Visual Structure - Work with your students’ parents to help them structure a learning environment. This should be a designated spot for your students to sit and do their school work (or attend to a virtual lesson). It should also be a place with limited distractions if possible. It can be hard learning from home if there are siblings and other activities going on, but simple things such as turning the TV off and not having toys surrounding the learning area can support learning.


Visual & Auditory Cues – There are many different types of visual cues. For little learners or learners who can’t read, the visual cue is usually a picture that clarifies an expectation.


Examples of visual cues for us as adults include: traffic lights, traffic signs, signs in grocery stores, etc.


COVID-19 has brought many visual cues reminding us to wear masks and where to stand to remain 6 feet apart.


Examples of visual cues for students during distance learning may include: first-then visuals, choice boards, wait visuals, quiet voice, visual rules, social stories, pictures of students for teachers to indicate whose turn it is, a visual and auditory timer to show how much time is left in the activity or break, a song or sound to indicate it’s time to transition to a new activity, etc.


Strategy 3: Reinforcement Systems

I'm sure you are doing your best to come up with fun and engaging activities to try to keep students engaged during distance learning. But if those activities are not reinforcing for the student, they may need an additional reinforcer to sit and attend to the distance activities. Remember to collaborate with your parents on what type of reinforcement system may work best for each student (i.e. first-then strategy, token system, behavior contract, etc). Or maybe your class is able to access a group reinforcement system. Your little learners with special needs will likely need an individualized reinforcement system to participate in distance learning for extended periods of time.

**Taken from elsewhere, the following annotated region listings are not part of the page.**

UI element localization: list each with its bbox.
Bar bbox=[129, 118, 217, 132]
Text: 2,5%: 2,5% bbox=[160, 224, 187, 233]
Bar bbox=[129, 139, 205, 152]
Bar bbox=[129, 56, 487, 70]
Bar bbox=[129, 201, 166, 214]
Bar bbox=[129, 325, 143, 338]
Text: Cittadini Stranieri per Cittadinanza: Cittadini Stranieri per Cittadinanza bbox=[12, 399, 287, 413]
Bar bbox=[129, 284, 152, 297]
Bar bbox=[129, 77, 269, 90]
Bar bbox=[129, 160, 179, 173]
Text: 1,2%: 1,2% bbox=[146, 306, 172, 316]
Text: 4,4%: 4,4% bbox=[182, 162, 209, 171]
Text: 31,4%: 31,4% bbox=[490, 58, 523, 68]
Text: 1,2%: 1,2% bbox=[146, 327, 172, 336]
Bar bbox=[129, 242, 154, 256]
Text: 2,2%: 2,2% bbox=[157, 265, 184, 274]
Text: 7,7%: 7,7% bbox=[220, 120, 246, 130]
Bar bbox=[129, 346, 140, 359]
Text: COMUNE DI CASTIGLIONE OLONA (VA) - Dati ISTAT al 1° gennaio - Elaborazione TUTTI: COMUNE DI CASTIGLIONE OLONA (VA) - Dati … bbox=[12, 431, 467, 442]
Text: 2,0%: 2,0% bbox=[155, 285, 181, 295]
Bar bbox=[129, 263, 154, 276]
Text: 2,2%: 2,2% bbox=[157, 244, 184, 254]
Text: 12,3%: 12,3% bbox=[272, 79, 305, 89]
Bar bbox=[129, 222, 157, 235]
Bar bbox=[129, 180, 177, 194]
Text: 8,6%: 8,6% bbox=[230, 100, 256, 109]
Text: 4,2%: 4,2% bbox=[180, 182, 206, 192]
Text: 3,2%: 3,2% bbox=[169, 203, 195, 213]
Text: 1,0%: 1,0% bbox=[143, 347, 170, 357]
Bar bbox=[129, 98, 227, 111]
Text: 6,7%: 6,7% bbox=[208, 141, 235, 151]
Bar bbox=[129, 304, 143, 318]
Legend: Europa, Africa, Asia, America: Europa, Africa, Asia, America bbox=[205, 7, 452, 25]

Make yourself a reinforcer! It is hard to build rapport through a screen with your students. That means you might need to spend a little more time at the start of the year getting to know your students' interests and building that rapport so that your students want to work with you.


Strategy 4: Movement breaks

Try to make the teaching sessions as interactive as possible. Your little learners have busybodies and were not designed for sitting in front of a screen for hours. Try incorporating movement activities into your lessons. Provide movement breaks when transitioning between activities. Think about how many movement breaks your students would normally receive during an in person instructional school day and try to provide just as many.


Here are a few movement break ideas: scavenger hunt, charades, encourage standing and learning, dance party, etc.


Strategy 5: Parent Communication

Lastly, remember to communicate with your parents. They are the ones that will be assisting their child for the duration of the distance class. Provide them with tools on how to use prompting and reinforcement strategies to teach new skills. Be flexible. Every family is experiencing different challenges and strains during this time. I'm sure some families are capable of participating with their child during distance learning, but others it may be too much. Let them know that's okay.


This is just a short list of how to set your students up for success during distance learning.